# Milling the main frame on the PMR #2A engine.



## Twmaster (Nov 6, 2009)

I'm still a wet-behind-the-ears metal man. I've had my mill for about 2 months now and am still learning how to do things.

I just received my PM Research model #2A engine. While looking at the main chassis casting and deciding what order to do things in I'm trying to determine which way I should start this as to not bollux it up from the git-go.

What I am thinking to do is jig it up on my mill table to make the back of the casting as close to level as possible. Then machine the three surfaces that need to be in plane with each other. I figure once I've done that I can mill the bottom of the mounting feet and top of the casting perpendicular to the planed surfaces as well as to the specified height. This all can be done without disturbing the setup on the table. 

Is my thinking correct here or an I making this too hard or missing a step?


----------



## zeeprogrammer (Nov 6, 2009)

I got the video that's available for the kit (at extra cost) but, for the life of me, I can't find it. If I remember it correctly, then you're basically right.

As you said, mount the mast horizontally and mill the 3 surfaces and the feet. This is what you need in order to stand it up and use a height gauge to scribe the crankshaft hole, pivot hole, and the four holes that intersect the inlet and exhaust holes.

I don't think it's necessary to mill the top yet. When you need to drill and tap the inlet and exhaust holes you can shave off the top then. total height is not critical.

Two of the tricky parts for me was 1) getting the part level sideways when scribing it and 2) mounting it at an angle on the mill for drilling and tapping the set screw hole. A combination level was handy for this.

This was my very first engine and machining attempt so I was learning everything as I went. As for the video...it was very helpful along with this forum. But the author either ran out of time or interest as it ended somewhat abruptly. Kind of went from slow and easy pace to suddenly being assembled.

Hm...I wonder if that video is still in the VCR?


----------



## ChooChooMike (Nov 6, 2009)

I recommend watching the video  Good instruction on how to work the frame casting and other parts of the engine. Also a good intro to using Sherline's mill/lathe.



> As for the video...it was very helpful along with this forum. But the author either ran out of time or interest as it ended somewhat abruptly. Kind of went from slow and easy pace to suddenly being assembled.



Ya know, now that I think of it, I have to agree with that comment.
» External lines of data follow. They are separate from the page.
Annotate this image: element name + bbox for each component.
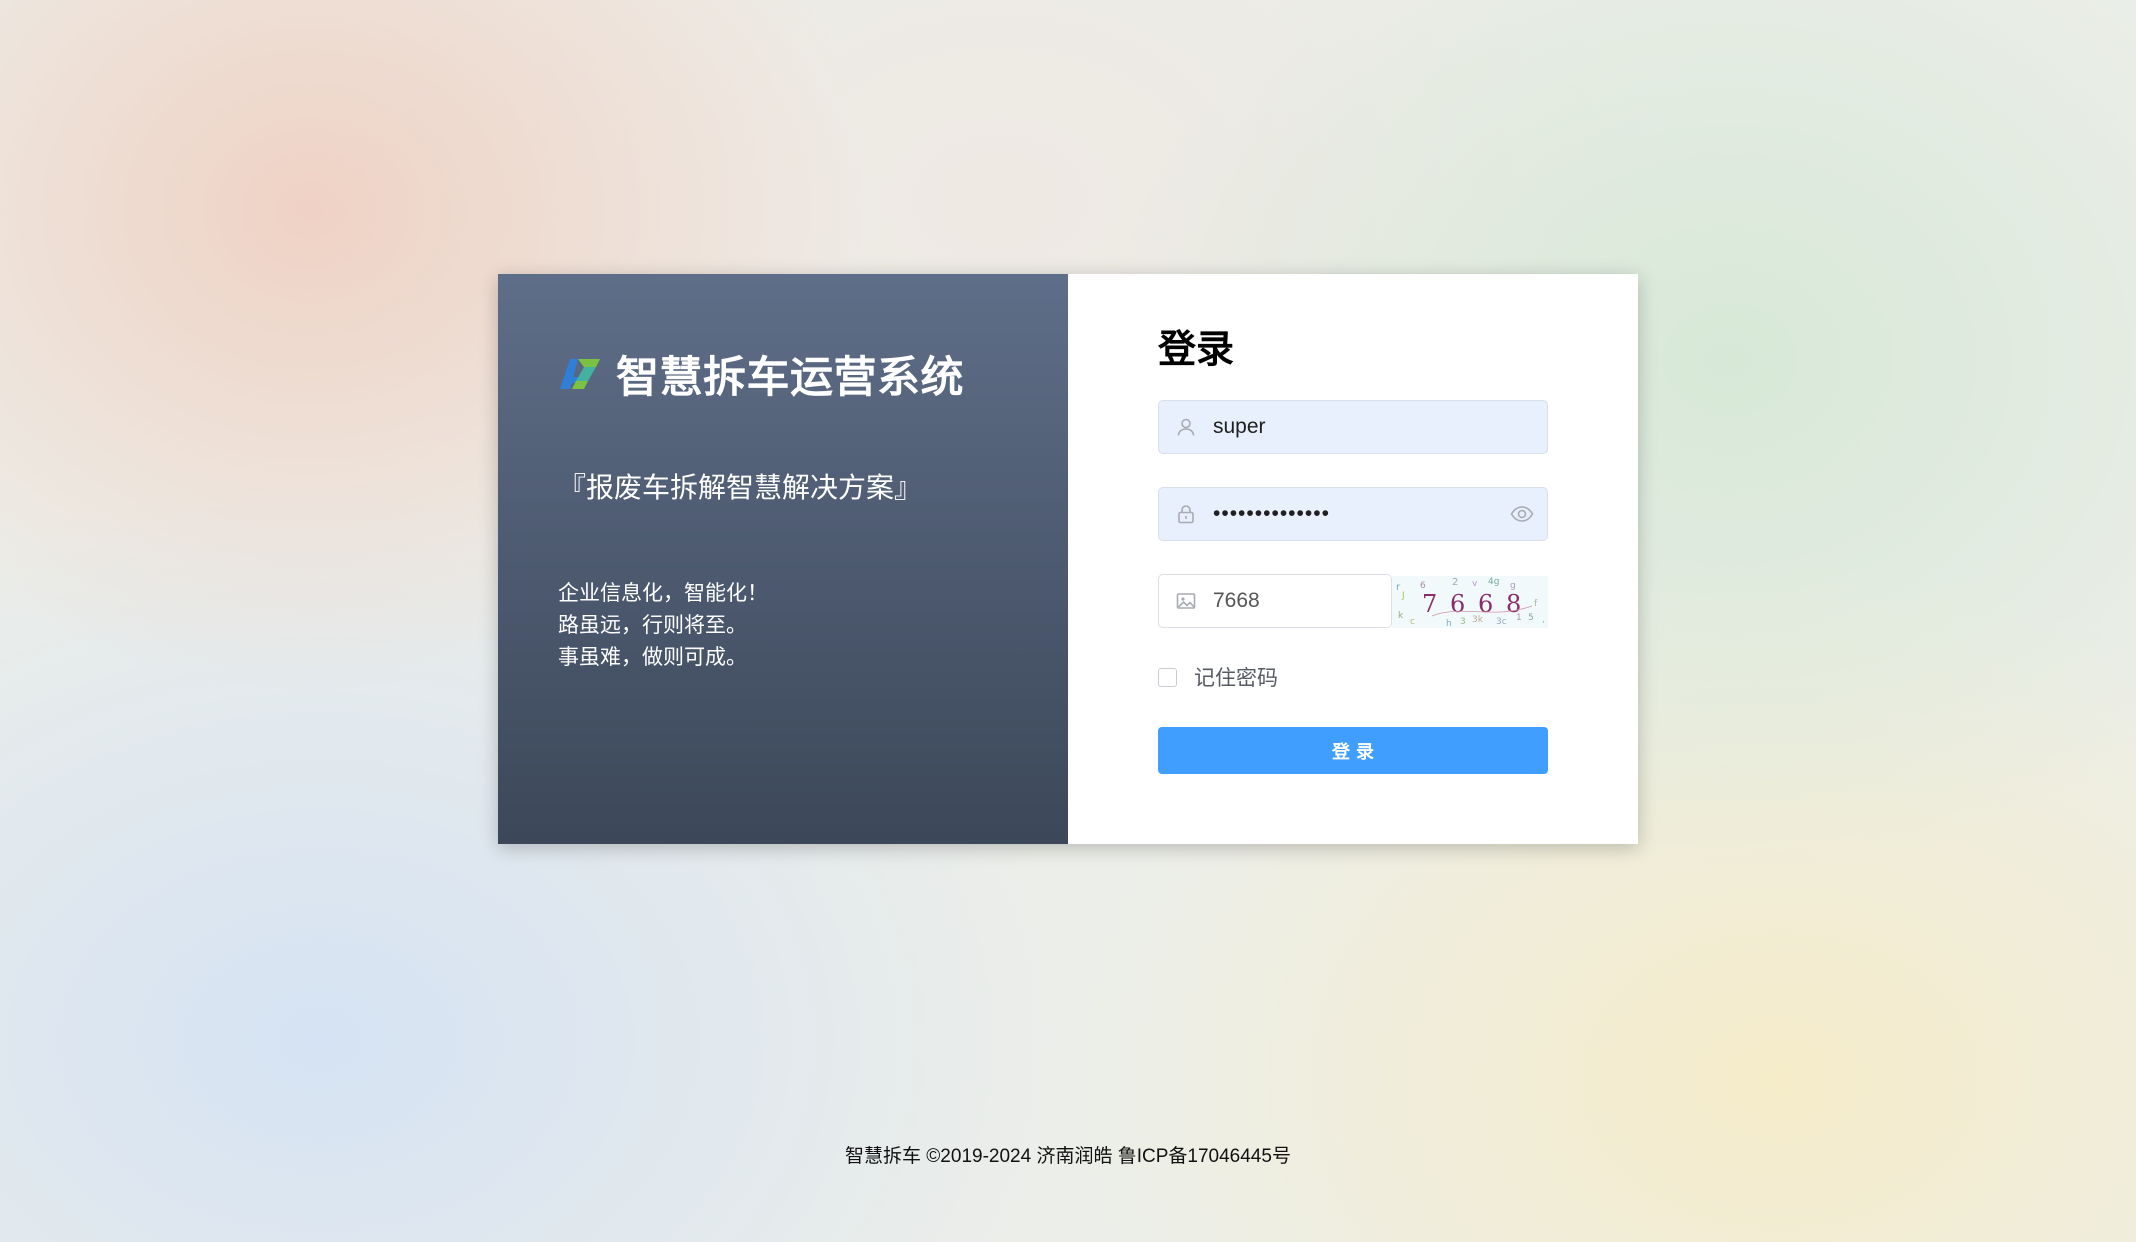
user-icon (1159, 401, 1213, 453)
brand-slogan: 『报废车拆解智慧解决方案』 (558, 472, 923, 503)
username-field[interactable] (1158, 400, 1548, 454)
svg-text:,: , (1542, 615, 1545, 625)
remember-label[interactable]: 记住密码 (1194, 662, 1278, 692)
svg-text:6: 6 (1478, 590, 1493, 618)
remember-checkbox[interactable] (1158, 667, 1177, 687)
login-button[interactable]: 登录 (1158, 727, 1548, 774)
svg-text:7: 7 (1422, 590, 1437, 618)
captcha-image[interactable]: r J 6 2 v 4g g k c h 3 3k 3c 1 5 f , 7 6… (1392, 576, 1548, 629)
svg-text:k: k (1398, 611, 1404, 621)
svg-text:v: v (1472, 579, 1478, 589)
brand-panel: 智慧拆车运营系统 『报废车拆解智慧解决方案』 企业信息化，智能化！ 路虽远，行则… (498, 274, 1068, 844)
svg-text:8: 8 (1506, 590, 1521, 618)
svg-text:4g: 4g (1488, 577, 1499, 587)
svg-text:c: c (1410, 617, 1415, 627)
svg-text:3c: 3c (1496, 617, 1507, 627)
brand-motto: 企业信息化，智能化！ 路虽远，行则将至。 事虽难，做则可成。 (558, 578, 1068, 674)
lock-icon (1159, 488, 1213, 540)
svg-text:6: 6 (1450, 590, 1465, 618)
image-icon (1159, 575, 1213, 627)
svg-text:5: 5 (1528, 613, 1534, 623)
svg-text:J: J (1401, 591, 1405, 601)
eye-icon[interactable] (1497, 488, 1547, 540)
username-input[interactable] (1213, 402, 1547, 452)
svg-text:3: 3 (1460, 617, 1466, 627)
footer-copyright: 智慧拆车 ©2019-2024 济南润皓 鲁ICP备17046445号 (845, 1146, 1291, 1167)
login-form: 登录 super •••••••••••••• 7668 r J 6 2 v 4… (1068, 274, 1638, 844)
captcha-input[interactable] (1213, 576, 1391, 626)
remember-row[interactable]: 记住密码 (1158, 662, 1278, 692)
motto-line: 路虽远，行则将至。 (558, 614, 747, 637)
svg-text:2: 2 (1452, 577, 1458, 588)
brand-header: 智慧拆车运营系统 (558, 346, 1068, 402)
brand-title: 智慧拆车运营系统 (616, 354, 964, 402)
password-input[interactable] (1213, 489, 1497, 539)
login-title: 登录 (1158, 329, 1235, 371)
password-field[interactable] (1158, 487, 1548, 541)
captcha-field[interactable] (1158, 574, 1392, 628)
login-card: 智慧拆车运营系统 『报废车拆解智慧解决方案』 企业信息化，智能化！ 路虽远，行则… (498, 274, 1638, 844)
motto-line: 事虽难，做则可成。 (558, 646, 747, 669)
motto-line: 企业信息化，智能化！ (558, 582, 768, 605)
svg-text:h: h (1446, 619, 1452, 628)
as-logo-icon (560, 359, 600, 389)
It's been a couple of years since I watched the video, but do remember it starting out showing lots of details on machining the frame casting, and then kind of jumping ahead to boring the cylinder on the lathe and then to the finished engine. No details on the rest of connecting rod, crank, break-in. etc. 

Mike


----------



## Twmaster (Nov 7, 2009)

Thanks for the input folks. It's unlikely I will buy the video. I have other things my $25 would be well spent on. Like tools.... Need to buy a 5-40 tap/die.

Part of the allure of working with this gear is learning how by having to think about procedures. Learning by being shown how is also good but I've always been a bit hard headed....


----------



## bearcar1 (Nov 7, 2009)

That video is a horrible video in my opinion. It really does not walk the beginner through the steps in detail enough. It merely shows about a dozen times, the process for center drilling and then drilling the holes. (after the first time, BORING) As it has been stated, it goes along WAY too slowly in the beginning and the next thing you know, its built. Quite a bit more thought could have been done in how this video was put together. Now that I have that said, yes, TW, you are on the right track in machining the base casting. 

BC1
Jim


----------